Re: [PATCH] Initial attempt at named captures for perls regexp engine

Message-ID: <9b18b3110610061016x5ddce965u30d9a821f632d450@mail.gmail.com> p4raw-id: //depot/perl@28957
author: Yves Orton <demerphq@gmail.com> 2006-10-06 21:16:01 +0200
committer: Rafael Garcia-Suarez <rgarciasuarez@gmail.com> 2006-10-07 14:30:32 +0000
commit: 81714fb9c03d91d66b66cab6e899e81bf64a2ca7 (patch)
tree: 40861dec0355f417fff2a7ff3c393082960066cc /pod/perlre.pod
parent: f5def3a2a0d8913110936f9f4e13e37835754c28 (diff)
download: perl-81714fb9c03d91d66b66cab6e899e81bf64a2ca7.tar.gz
1 files changed, 104 insertions, 38 deletions
diff --git a/pod/perlre.pod b/pod/perlre.pod
index c4dd7c517a..7cc5decc22 100644
--- a/pod/perlre.pod
+++ b/pod/perlre.pod
@@ -191,20 +191,26 @@ X<metacharacter>
 X<\w> X<\W> X<\s> X<\S> X<\d> X<\D> X<\X> X<\p> X<\P> X<\C>
 X<word> X<whitespace>
 
-    \w	Match a "word" character (alphanumeric plus "_")

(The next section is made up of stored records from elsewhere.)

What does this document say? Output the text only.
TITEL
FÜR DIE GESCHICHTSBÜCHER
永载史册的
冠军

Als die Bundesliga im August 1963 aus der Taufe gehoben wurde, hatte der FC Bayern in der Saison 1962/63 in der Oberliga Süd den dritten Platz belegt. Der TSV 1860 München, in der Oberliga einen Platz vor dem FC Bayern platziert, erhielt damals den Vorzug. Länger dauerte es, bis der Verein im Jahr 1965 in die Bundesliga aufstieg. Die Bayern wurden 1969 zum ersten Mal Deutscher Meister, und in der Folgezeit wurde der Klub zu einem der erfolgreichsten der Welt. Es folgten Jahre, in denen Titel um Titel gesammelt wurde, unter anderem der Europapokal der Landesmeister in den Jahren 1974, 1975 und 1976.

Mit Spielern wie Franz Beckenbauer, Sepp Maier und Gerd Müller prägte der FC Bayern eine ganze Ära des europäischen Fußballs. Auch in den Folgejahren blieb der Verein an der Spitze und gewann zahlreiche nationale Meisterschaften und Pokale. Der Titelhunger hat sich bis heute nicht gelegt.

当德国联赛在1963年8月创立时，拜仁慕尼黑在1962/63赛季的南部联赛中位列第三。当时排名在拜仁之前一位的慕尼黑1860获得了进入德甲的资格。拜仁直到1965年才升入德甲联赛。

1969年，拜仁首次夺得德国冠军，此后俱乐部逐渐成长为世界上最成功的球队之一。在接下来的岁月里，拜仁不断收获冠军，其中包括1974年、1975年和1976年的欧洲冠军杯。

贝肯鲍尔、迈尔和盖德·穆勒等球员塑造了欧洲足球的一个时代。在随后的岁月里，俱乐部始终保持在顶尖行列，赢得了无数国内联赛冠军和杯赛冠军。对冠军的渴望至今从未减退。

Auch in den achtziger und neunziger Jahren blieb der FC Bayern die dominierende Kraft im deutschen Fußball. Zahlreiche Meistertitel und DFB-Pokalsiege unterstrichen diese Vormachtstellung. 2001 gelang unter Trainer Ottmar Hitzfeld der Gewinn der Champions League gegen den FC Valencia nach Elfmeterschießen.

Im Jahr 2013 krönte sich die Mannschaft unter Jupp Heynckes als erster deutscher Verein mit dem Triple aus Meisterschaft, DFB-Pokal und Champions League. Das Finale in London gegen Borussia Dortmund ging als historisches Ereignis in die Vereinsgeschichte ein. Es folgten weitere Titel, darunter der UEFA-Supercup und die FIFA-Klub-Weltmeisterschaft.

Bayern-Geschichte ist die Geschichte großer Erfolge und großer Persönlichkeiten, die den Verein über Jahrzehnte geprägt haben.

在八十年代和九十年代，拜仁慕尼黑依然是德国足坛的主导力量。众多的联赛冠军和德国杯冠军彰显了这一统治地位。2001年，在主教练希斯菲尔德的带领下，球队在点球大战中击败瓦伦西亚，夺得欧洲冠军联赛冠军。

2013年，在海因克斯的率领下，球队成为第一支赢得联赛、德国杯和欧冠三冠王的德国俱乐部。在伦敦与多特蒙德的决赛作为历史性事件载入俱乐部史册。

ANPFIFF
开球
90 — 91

-    \W	Match a non-"word" character
-    \s	Match a whitespace character
-    \S	Match a non-whitespace character
-    \d	Match a digit character
-    \D	Match a non-digit character
-    \pP	Match P, named property.  Use \p{Prop} for longer names.
-    \PP	Match non-P
-    \X	Match eXtended Unicode "combining character sequence",
-        equivalent to (?:\PM\pM*)
-    \C	Match a single C char (octet) even under Unicode.
-	NOTE: breaks up characters into their UTF-8 bytes,
-	so you may end up with malformed pieces of UTF-8.
-	Unsupported in lookbehind.
+    \w	     Match a "word" character (alphanumeric plus "_")
+    \W	     Match a non-"word" character
+    \s	     Match a whitespace character
+    \S	     Match a non-whitespace character
+    \d	     Match a digit character
+    \D	     Match a non-digit character
+    \pP	     Match P, named property.  Use \p{Prop} for longer names.
+    \PP	     Match non-P
+    \X	     Match eXtended Unicode "combining character sequence",
+             equivalent to (?:\PM\pM*)
+    \C	     Match a single C char (octet) even under Unicode.
+	     NOTE: breaks up characters into their UTF-8 bytes,
+	     so you may end up with malformed pieces of UTF-8.
+	     Unsupported in lookbehind.
+    \1       Backreference to a a specific group. 
+             '1' may actually be any positive integer
+    \k<name> Named backreference
+    \N{name} Named unicode character, or unicode escape.
+    \x12     Hexadecimal escape sequence
+    \x{1234} Long hexadecimal escape sequence
 
 A C<\w> matches a single alphanumeric character (an alphabetic
 character, or a decimal digit) or C<_>, not a whole word.  Use C<\w+>
@@ -403,7 +409,7 @@ X<\G>
 The bracketing construct C<( ... )> creates capture buffers.  To
 refer to the digit'th buffer use \<digit> within the
 match.  Outside the match use "$" instead of "\".  (The
-\<digit> notation works in certain circumstances outside 
+\<digit> notation works in certain circumstances outside
 the match.  See the warning below about \1 vs $1 for details.)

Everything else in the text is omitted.